Overview:  Hoping to be an entertainment lawyer, Jordan went straight from Berklee to Suffolk University.  However, he quickly decided that entertainment law was neither interesting nor well-paying, and elected to get an MBA at the same time as his JD, finishing in 3 years.  “I took law classes during the days and business classes during the evenings.”  Rewriting a poorly-written contract for a company his father-in-law was consulting for, Jordan impressed the right people and was given a well-paying 1-year contract job at a market research firm in the middle of the severe 2009 recession.

As that job wound down, another connection led Jordan to C-Space, a market research consulting firm in Boston.  It was lower pay, but excellent experience to obtain the in-house job he wanted.  Several years later he interviewed at Hasbro and was turned down…then re-contacted 6 months later and hired into a  market research job that was a better fit.  Jordan was happy at Hasbro, but family circumstances led to he and his wife moving to Maryland, where he got his job with McCormick.

 

You can see Jordan’s LinkedIn profile here.

 

Choice quotes:  “Fundamentally my job is about bringing the consumer perspective to our business, and to ensure that the consumer drives the decisions we make.  Just as with if you’re writing commercial music to sell and make a lot of money, you can’t think about what you like, but what a lot of people like.  It’s not always about you.”

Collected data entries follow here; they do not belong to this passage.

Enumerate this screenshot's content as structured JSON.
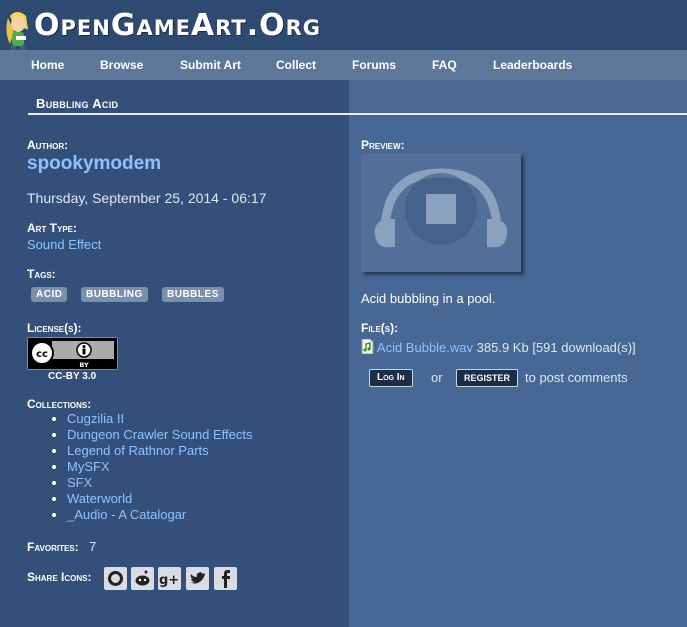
{
  "site": {
    "logo_text": "OpenGameArt.Org"
  },
  "nav": [
    {
      "label": "Home"
    },
    {
      "label": "Browse"
    },
    {
      "label": "Submit Art"
    },
    {
      "label": "Collect"
    },
    {
      "label": "Forums"
    },
    {
      "label": "FAQ"
    },
    {
      "label": "Leaderboards"
    }
  ],
  "page": {
    "title": "Bubbling Acid"
  },
  "author": {
    "label": "Author:",
    "name": "spookymodem",
    "date": "Thursday, September 25, 2014 - 06:17"
  },
  "art_type": {
    "label": "Art Type:",
    "value": "Sound Effect"
  },
  "tags": {
    "label": "Tags:",
    "items": [
      "Acid",
      "bubbling",
      "bubbles"
    ]
  },
  "license": {
    "label": "License(s):",
    "name": "CC-BY 3.0",
    "badge_text": "BY"
  },
  "collections": {
    "label": "Collections:",
    "items": [
      "Cugzilia II",
      "Dungeon Crawler Sound Effects",
      "Legend of Rathnor Parts",
      "MySFX",
      "SFX",
      "Waterworld",
      "_Audio - A Catalogar"
    ]
  },
  "favorites": {
    "label": "Favorites:",
    "value": "7"
  },
  "share": {
    "label": "Share Icons:",
    "icons": [
      "plus-one-icon",
      "reddit-icon",
      "google-plus-icon",
      "twitter-icon",
      "facebook-icon"
    ]
  },
  "preview": {
    "label": "Preview:",
    "icon": "headphones-stop-icon",
    "description": "Acid bubbling in a pool."
  },
  "files": {
    "label": "File(s):",
    "name": "Acid Bubble.wav",
    "size": "385.9 Kb",
    "downloads": "[591 download(s)]"
  },
  "comments": {
    "login_label": "Log in",
    "or_text": "or",
    "register_label": "register",
    "suffix": "to post comments"
  },
  "colors": {
    "link": "#8ec2ff",
    "nav_bg": "#5d7799",
    "left_bg": "#34507a",
    "right_bg": "#476894"
  }
}
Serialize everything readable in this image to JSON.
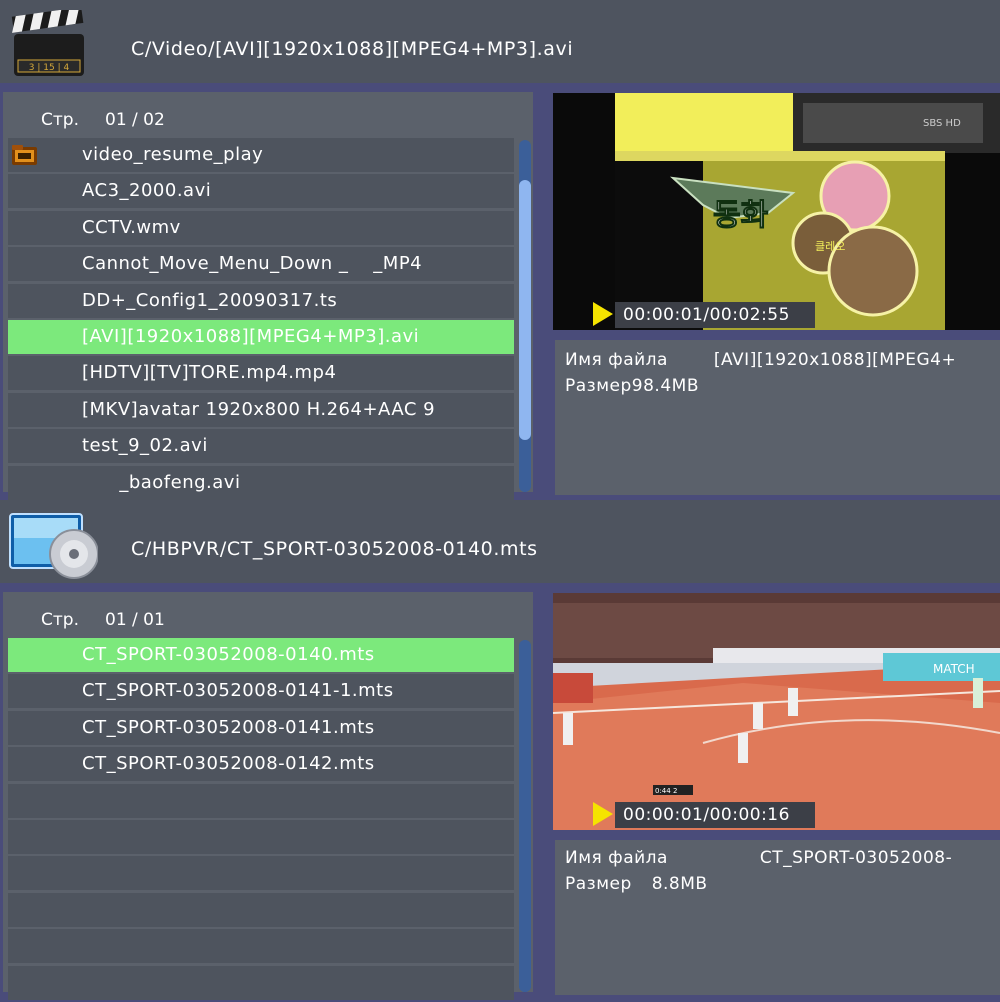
{
  "panel1": {
    "path": "C/Video/[AVI][1920x1088][MPEG4+MP3].avi",
    "page_label": "Стр.",
    "page_value": "01 / 02",
    "items": [
      {
        "label": "video_resume_play",
        "folder": true,
        "selected": false
      },
      {
        "label": "AC3_2000.avi",
        "folder": false,
        "selected": false
      },
      {
        "label": "CCTV.wmv",
        "folder": false,
        "selected": false
      },
      {
        "label": "Cannot_Move_Menu_Down _    _MP4",
        "folder": false,
        "selected": false
      },
      {
        "label": "DD+_Config1_20090317.ts",
        "folder": false,
        "selected": false
      },
      {
        "label": "[AVI][1920x1088][MPEG4+MP3].avi",
        "folder": false,
        "selected": true
      },
      {
        "label": "[HDTV][TV]TORE.mp4.mp4",
        "folder": false,
        "selected": false
      },
      {
        "label": "[MKV]avatar 1920x800 H.264+AAC 9",
        "folder": false,
        "selected": false
      },
      {
        "label": "test_9_02.avi",
        "folder": false,
        "selected": false
      },
      {
        "label": "      _baofeng.avi",
        "folder": false,
        "selected": false
      }
    ],
    "time": "00:00:01/00:02:55",
    "filename_label": "Имя файла",
    "filename_value": "[AVI][1920x1088][MPEG4+",
    "size_label": "Размер",
    "size_value": "98.4MB",
    "video_overlay": {
      "korean_title": "동화",
      "korean_sub": "클레오",
      "watermark": "SBS HD"
    },
    "clapper_text": "3 | 15 | 4"
  },
  "panel2": {
    "path": "C/HBPVR/CT_SPORT-03052008-0140.mts",
    "page_label": "Стр.",
    "page_value": "01 / 01",
    "items": [
      {
        "label": "CT_SPORT-03052008-0140.mts",
        "selected": true
      },
      {
        "label": "CT_SPORT-03052008-0141-1.mts",
        "selected": false
      },
      {
        "label": "CT_SPORT-03052008-0141.mts",
        "selected": false
      },
      {
        "label": "CT_SPORT-03052008-0142.mts",
        "selected": false
      },
      {
        "label": "",
        "selected": false
      },
      {
        "label": "",
        "selected": false
      },
      {
        "label": "",
        "selected": false
      },
      {
        "label": "",
        "selected": false
      },
      {
        "label": "",
        "selected": false
      },
      {
        "label": "",
        "selected": false
      }
    ],
    "time": "00:00:01/00:00:16",
    "filename_label": "Имя файла",
    "filename_value": "CT_SPORT-03052008-",
    "size_label": "Размер",
    "size_value": "8.8MB",
    "video_overlay": {
      "court_text": "MATCH",
      "scoreboard": "0:44  2"
    }
  },
  "colors": {
    "background": "#4a4c7a",
    "header": "#4e545f",
    "row": "#4e545e",
    "selected_row": "#7ce97c",
    "scrollbar": "#3b5f99",
    "play_icon": "#f5e400"
  },
  "icons": {
    "panel1_header": "clapperboard-icon",
    "panel2_header": "monitor-disc-icon",
    "folder": "folder-icon",
    "play": "play-icon"
  }
}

“Coming out of school, I thought about working as a lawyer or consultant for Gibson (guitars), but working there doesn’t mean I’m a musician.  A guitar is just another widget.  I’ll be fighting the same legal battles, and writing up the same sort of contracts that I’d be doing for Chevrolet or whatever.”

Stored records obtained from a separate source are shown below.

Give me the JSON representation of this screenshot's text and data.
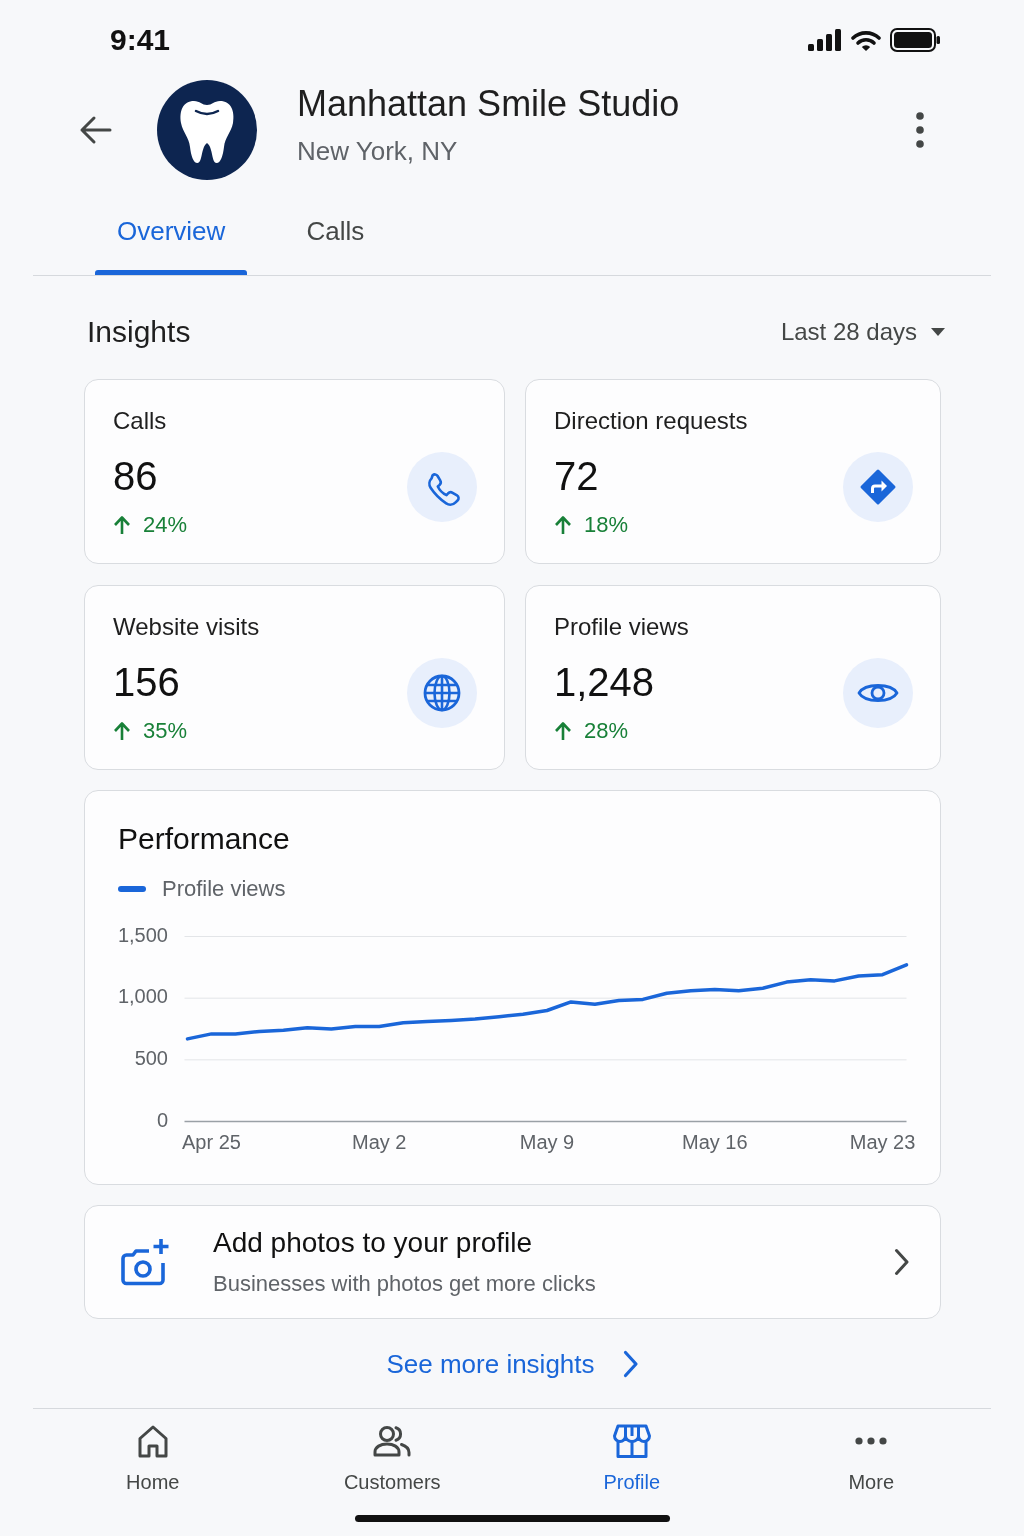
{
  "status_bar": {
    "time": "9:41"
  },
  "header": {
    "title": "Manhattan Smile Studio",
    "subtitle": "New York, NY"
  },
  "tabs": [
    {
      "label": "Overview",
      "selected": true
    },
    {
      "label": "Calls",
      "selected": false
    }
  ],
  "insights": {
    "title": "Insights",
    "date_range": "Last 28 days",
    "metrics": [
      {
        "kind": "phone",
        "label": "Calls",
        "value": "86",
        "change": "24%"
      },
      {
        "kind": "directions",
        "label": "Direction requests",
        "value": "72",
        "change": "18%"
      },
      {
        "kind": "globe",
        "label": "Website visits",
        "value": "156",
        "change": "35%"
      },
      {
        "kind": "eye",
        "label": "Profile views",
        "value": "1,248",
        "change": "28%"
      }
    ]
  },
  "performance": {
    "title": "Performance",
    "chart_data": {
      "type": "line",
      "categories": [
        null,
        "Apr 25",
        null,
        null,
        null,
        null,
        null,
        null,
        "May 2",
        null,
        null,
        null,
        null,
        null,
        null,
        "May 9",
        null,
        null,
        null,
        null,
        null,
        null,
        "May 16",
        null,
        null,
        null,
        null,
        null,
        null,
        "May 23",
        null
      ],
      "ylim": [
        0,
        1500
      ],
      "yticks": [
        {
          "value": 0,
          "label": "0"
        },
        {
          "value": 500,
          "label": "500"
        },
        {
          "value": 1000,
          "label": "1,000"
        },
        {
          "value": 1500,
          "label": "1,500"
        }
      ],
      "series": [
        {
          "name": "Profile views",
          "color": "#1a66d9",
          "values": [
            670,
            710,
            710,
            730,
            740,
            760,
            750,
            770,
            770,
            800,
            810,
            820,
            830,
            850,
            870,
            900,
            970,
            950,
            980,
            990,
            1040,
            1060,
            1070,
            1060,
            1080,
            1130,
            1150,
            1140,
            1180,
            1190,
            1270
          ]
        }
      ]
    }
  },
  "promo": {
    "title": "Add photos to your profile",
    "subtitle": "Businesses with photos get more clicks"
  },
  "see_more": {
    "label": "See more insights"
  },
  "bottom_nav": [
    {
      "kind": "home",
      "label": "Home",
      "selected": false
    },
    {
      "kind": "people",
      "label": "Customers",
      "selected": false
    },
    {
      "kind": "store",
      "label": "Profile",
      "selected": true
    },
    {
      "kind": "more",
      "label": "More",
      "selected": false
    }
  ]
}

“When you look for work, it’s not always about what you can do right now, but what you want to do down the road.  Position yourself for that.  I took a pay cut to work at C-space to build up my credibility in the research industry and then parlay that into an in-house job.”

 

 

See the full index of Successful Berklee Grads.

 

Jordan as a Berklee student, at a guitar class’s performance. with “I’m happiest when I’m playing music.  Berklee was a highlight of my life and one of my proudest achievements.  It was a blessing and a gift and I wouldn’t trade it for anything.  Also, my background is a good conversation-starter, and defines who I am.  I’m a Berklee guy.  I’m a rock star!”

 

 

 

A promotional video for Jordan’s “corporate band” (Meaning a band consisting of corporate employees who do other things normally.) when he was at Hasbro.  They played at the Rock and Roll Hall of Fame in a “Battle of the Corporate Bands” and made it to the finals!   At McCormick Jordan took the lead on their own band, “Sage Against the Machine.”  “When it’s your colleagues the audience really cares and are so enthusiastic.  They go wild!  They live-stream your show if they’re not there.  You really feel like  rock star!”

 

Jordan with his corporate band.  “You have to do what makes you happy.  I like my job, and I like playing music–and wish I could do it more.  But you also need to be pragmatic and pay your bills.  Expose yourself to different things because coming out of Berklee you don’t know much outside of music and there may be other things which work for you.  There are lots of ways to make a living outside of music and still be in the music world.”